Dehors je ne sais pas où aller, je prends le métro et descend à Bastille. Je trouverais bien quoi faire là bas. Je me balade un petit peu et tombe sur un restaurant bleu, dans une petite rue pleine de fleur. Je rentre dedans parce que je n'ai pas mangé ce matin. Je commande un petit déjeuner, enfin ce qu'il y a sur la carte. Je repère dans le restaurant un jeune homme assez malheureux. J'hésite à aller m'asseoir à sa table, ce que je ne fais pas finalement. Je paye mon repas et sors. Le jeune homme sort aussi. Je le rattrape. "- Excuse moi, ça va ? - Euh... Pas trop. - Tu... Tu veux en parler ? - Oui pourquoi pas. Je t'invite prendre un café ? - Tu en connais un bien ?" Il sourit et on se balade. Il me raconte que sa copine vient de le quitter et qu'il est triste parce que ça faisait 2 ans qu'ils étaient ensemble. À la terrasse du café, il allume une cigarette, et m'en propose une, que j'accepte. Je tousse car c'est ma première et il rigole. Son sourire est à croquer. Il est vraiment beau, avec sa cigarette et son café, il fait adulte. Il est blond châtain, il a les yeux bleus, d'un bleu dans lequel on se perd, et il est un peu plus grand que moi. On parle aussi de mon cadeau qui m'a amené à Paris. On échange nos numéros et on repart chacun de notre côtés. Je rentre à la "maison" avec le coeur battant, et tout bas je remercie ma mère pour ce cadeau.
PdvIsaac
J'entends les clés dans la porte. Miss je m'incruste est rentrée avec le sourire aux lèvres et je me demande bien pourquoi. Mais je ne vais pas lui demander parce qu'elle va croire que je m'intéresse à elle. Elle me sourit et comme d'habitude je m'en vais, sans lui retourner son sourire.

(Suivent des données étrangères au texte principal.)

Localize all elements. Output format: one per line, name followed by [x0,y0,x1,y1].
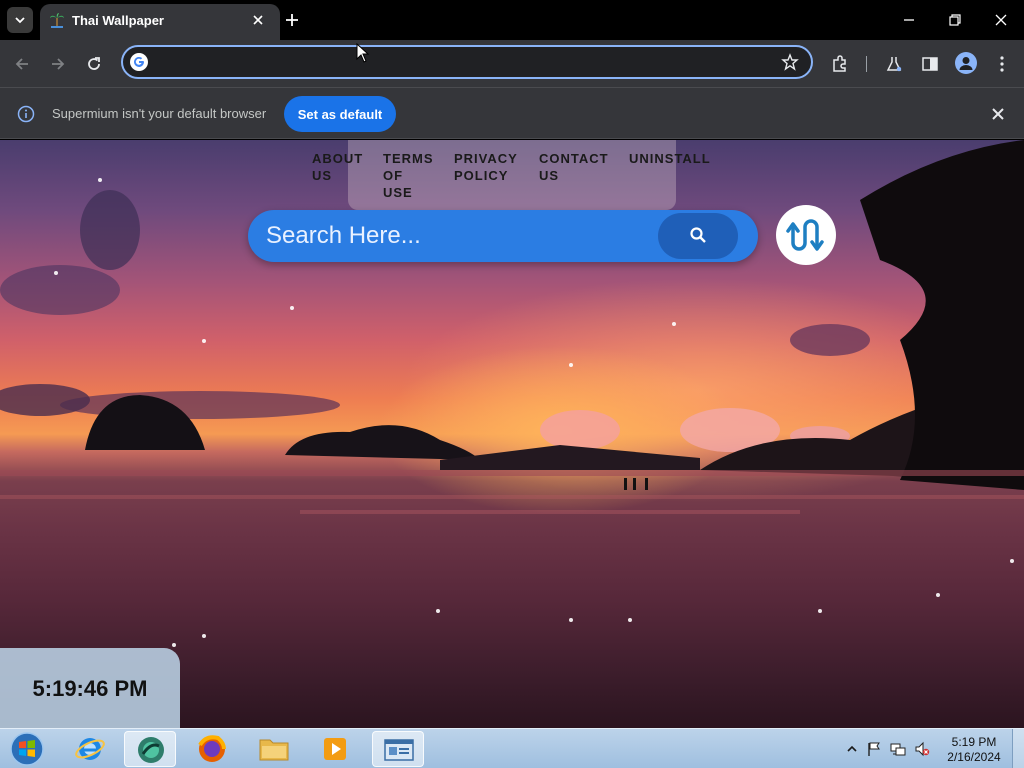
taskbar-internet-explorer[interactable] [64,731,116,767]
close-infobar-icon[interactable] [989,105,1007,123]
bookmark-star-icon[interactable] [781,53,799,71]
system-clock[interactable]: 5:19 PM 2/16/2024 [942,735,1006,765]
extensions-puzzle-icon[interactable] [830,54,850,74]
reload-icon[interactable] [84,54,104,74]
sparkle-dot [569,363,573,367]
search-icon [690,226,706,243]
site-logo[interactable] [776,205,836,265]
tray-date: 2/16/2024 [947,750,1001,764]
sparkle-dot [202,634,206,638]
nav-label: OF [383,168,404,183]
address-bar[interactable] [121,45,813,79]
sparkle-dot [202,339,206,343]
palm-tree-favicon-icon [50,13,64,28]
action-center-flag-icon[interactable] [866,741,882,757]
sparkle-dot [54,271,58,275]
sparkle-dot [98,178,102,182]
person-icon [959,57,973,70]
forward-arrow-icon[interactable] [48,54,68,74]
toolbar-divider [866,56,867,72]
tab-close-icon[interactable] [250,12,266,28]
menu-kebab-icon[interactable] [992,54,1012,74]
windows-taskbar: 5:19 PM 2/16/2024 [0,728,1024,768]
sparkle-dot [936,593,940,597]
tab-thai-wallpaper[interactable]: Thai Wallpaper [40,4,280,40]
info-icon [17,105,35,123]
sparkle-dot [290,306,294,310]
mouse-cursor-icon [356,43,370,63]
chevron-down-icon [15,17,25,24]
nav-privacy-policy[interactable]: PRIVACY POLICY [454,150,518,184]
back-arrow-icon[interactable] [12,54,32,74]
sparkle-dot [436,609,440,613]
nav-label: POLICY [454,168,509,183]
taskbar-file-explorer[interactable] [248,731,300,767]
nav-label: TERMS [383,151,434,166]
taskbar-supermium[interactable] [124,731,176,767]
default-browser-infobar: Supermium isn't your default browser Set… [0,87,1024,139]
labs-flask-icon[interactable] [884,54,904,74]
taskbar-control-panel[interactable] [372,731,424,767]
nav-label: USE [383,185,413,200]
tray-time: 5:19 PM [951,735,997,749]
media-player-icon [324,738,346,760]
tab-strip: Thai Wallpaper [0,0,1024,40]
side-panel-icon[interactable] [920,54,940,74]
tab-search-button[interactable] [7,7,33,33]
firefox-icon [198,735,226,762]
google-icon [130,53,148,71]
logo-arrows-icon [786,219,824,251]
browser-toolbar [0,40,1024,87]
clock-widget: 5:19:46 PM [0,648,180,728]
sparkle-dot [818,609,822,613]
nav-terms-of-use[interactable]: TERMS OF USE [383,150,434,201]
infobar-message: Supermium isn't your default browser [52,106,267,121]
taskbar-media-player[interactable] [310,731,362,767]
window-app-icon [384,739,414,761]
sparkle-dot [628,618,632,622]
network-icon[interactable] [890,741,906,757]
new-tab-icon[interactable] [283,11,301,29]
restore-icon[interactable] [946,11,964,29]
address-input[interactable] [157,53,757,73]
nav-label: PRIVACY [454,151,518,166]
internet-explorer-icon [75,738,105,760]
sparkle-dot [1010,559,1014,563]
start-button[interactable] [8,731,46,767]
clock-time: 5:19:46 PM [32,676,148,701]
taskbar-firefox[interactable] [186,731,238,767]
sparkle-dot [172,643,176,647]
nav-contact-us[interactable]: CONTACT US [539,150,609,184]
nav-about-us[interactable]: ABOUT US [312,150,363,184]
nav-label: UNINSTALL [629,151,711,166]
search-bar [248,210,758,262]
profile-avatar[interactable] [955,52,977,74]
nav-label: ABOUT [312,151,364,166]
search-button[interactable] [658,213,738,259]
page-content: ABOUT US TERMS OF USE PRIVACY POLICY CONTACT… [0,140,1024,728]
search-input[interactable] [266,222,646,250]
nav-uninstall[interactable]: UNINSTALL [629,150,711,167]
set-as-default-button[interactable]: Set as default [284,96,396,132]
windows-start-orb-icon [10,732,44,766]
volume-muted-icon[interactable] [914,741,930,757]
sparkle-dot [672,322,676,326]
sparkle-dot [569,618,573,622]
minimize-icon[interactable] [900,11,918,29]
tray-expand-icon[interactable] [844,741,860,757]
tab-title: Thai Wallpaper [72,13,164,28]
supermium-browser-icon [138,737,164,763]
nav-label: CONTACT [539,151,609,166]
show-desktop-button[interactable] [1012,729,1024,768]
close-window-icon[interactable] [992,11,1010,29]
nav-label: US [312,168,333,183]
nav-label: US [539,168,560,183]
folder-icon [259,739,289,761]
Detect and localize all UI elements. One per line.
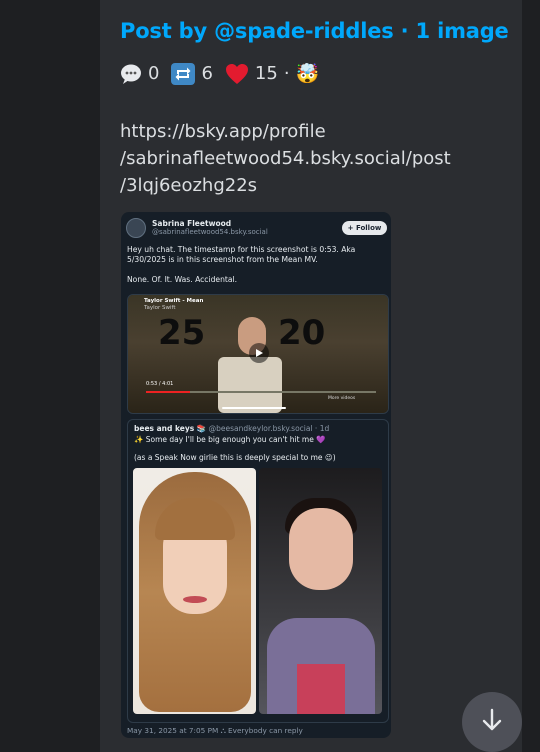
home-indicator	[222, 407, 286, 409]
post-url-link[interactable]: https://bsky.app/profile /sabrinafleetwo…	[120, 118, 515, 199]
quoted-text-line: (as a Speak Now girlie this is deeply sp…	[134, 453, 336, 462]
arrow-down-icon	[479, 707, 505, 737]
repost-icon	[171, 62, 196, 85]
screenshot-author: Sabrina Fleetwood @sabrinafleetwood54.bs…	[126, 218, 268, 238]
post-title-link[interactable]: Post by @spade-riddles · 1 image	[120, 19, 509, 43]
portrait-photo-right	[259, 468, 382, 714]
avatar	[126, 218, 146, 238]
video-time: 0:53 / 4:01	[146, 381, 174, 387]
quoted-post: bees and keys 📚 @beesandkeylor.bsky.soci…	[127, 419, 389, 723]
screenshot-post-text: Hey uh chat. The timestamp for this scre…	[127, 245, 383, 285]
video-embed: 25 20 Taylor Swift - Mean Taylor Swift 0…	[127, 294, 389, 414]
text-line: 5/30/2025 is in this screenshot from the…	[127, 255, 318, 264]
more-videos: More videos	[328, 396, 356, 401]
scroll-rail	[522, 0, 540, 752]
scroll-down-button[interactable]	[462, 692, 522, 752]
channel-gutter	[0, 0, 96, 752]
repost-count: 6	[201, 63, 213, 84]
follow-button: + Follow	[342, 221, 387, 235]
heart-icon	[225, 63, 249, 85]
portrait-photo-left	[133, 468, 256, 714]
url-line: /3lqj6eozhg22s	[120, 175, 258, 196]
url-line: https://bsky.app/profile	[120, 121, 326, 142]
author-name: Sabrina Fleetwood	[152, 219, 232, 228]
exploding-head-emoji: 🤯	[295, 63, 320, 85]
url-line: /sabrinafleetwood54.bsky.social/post	[120, 148, 451, 169]
like-count: 15	[254, 63, 278, 84]
post-stats: 0 6 15 · 🤯	[120, 62, 319, 85]
comment-count: 0	[148, 63, 160, 84]
text-line: None. Of. It. Was. Accidental.	[127, 275, 238, 284]
attached-image[interactable]: Sabrina Fleetwood @sabrinafleetwood54.bs…	[121, 212, 391, 738]
video-title: Taylor Swift - Mean Taylor Swift	[144, 298, 204, 311]
play-icon	[249, 343, 269, 363]
comment-icon	[120, 63, 142, 85]
text-line: Hey uh chat. The timestamp for this scre…	[127, 245, 356, 254]
quoted-text-line: ✨ Some day I'll be big enough you can't …	[134, 435, 326, 444]
stats-separator: ·	[283, 63, 290, 84]
quoted-author: bees and keys 📚 @beesandkeylor.bsky.soci…	[134, 424, 330, 433]
author-handle: @sabrinafleetwood54.bsky.social	[152, 228, 268, 236]
post-timestamp: May 31, 2025 at 7:05 PM ⛬ Everybody can …	[127, 726, 303, 735]
video-progress	[146, 391, 376, 393]
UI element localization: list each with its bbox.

Le soir, on passe à table et ma mère questionne Roomie sur ce qu'elle a fait aujourd'hui. Elle nous parle de la découverte d'un super restaurant, très convivial, où elle a rencontré un garçon. Quoi ? Je lève la tête et la regarde. Ma mère rigole et me dit "Eh bien Isaac tu es jaloux". Je la regarde avec un regard noir et je monte dans ma chambre. Dans les escaliers je l'entends rigoler avec ma mère. Je n'avais pas entendue ma mère rigoler depuis 10 ans. Une raison de plus pour détester cette peste qui s'incruste dans notre vie.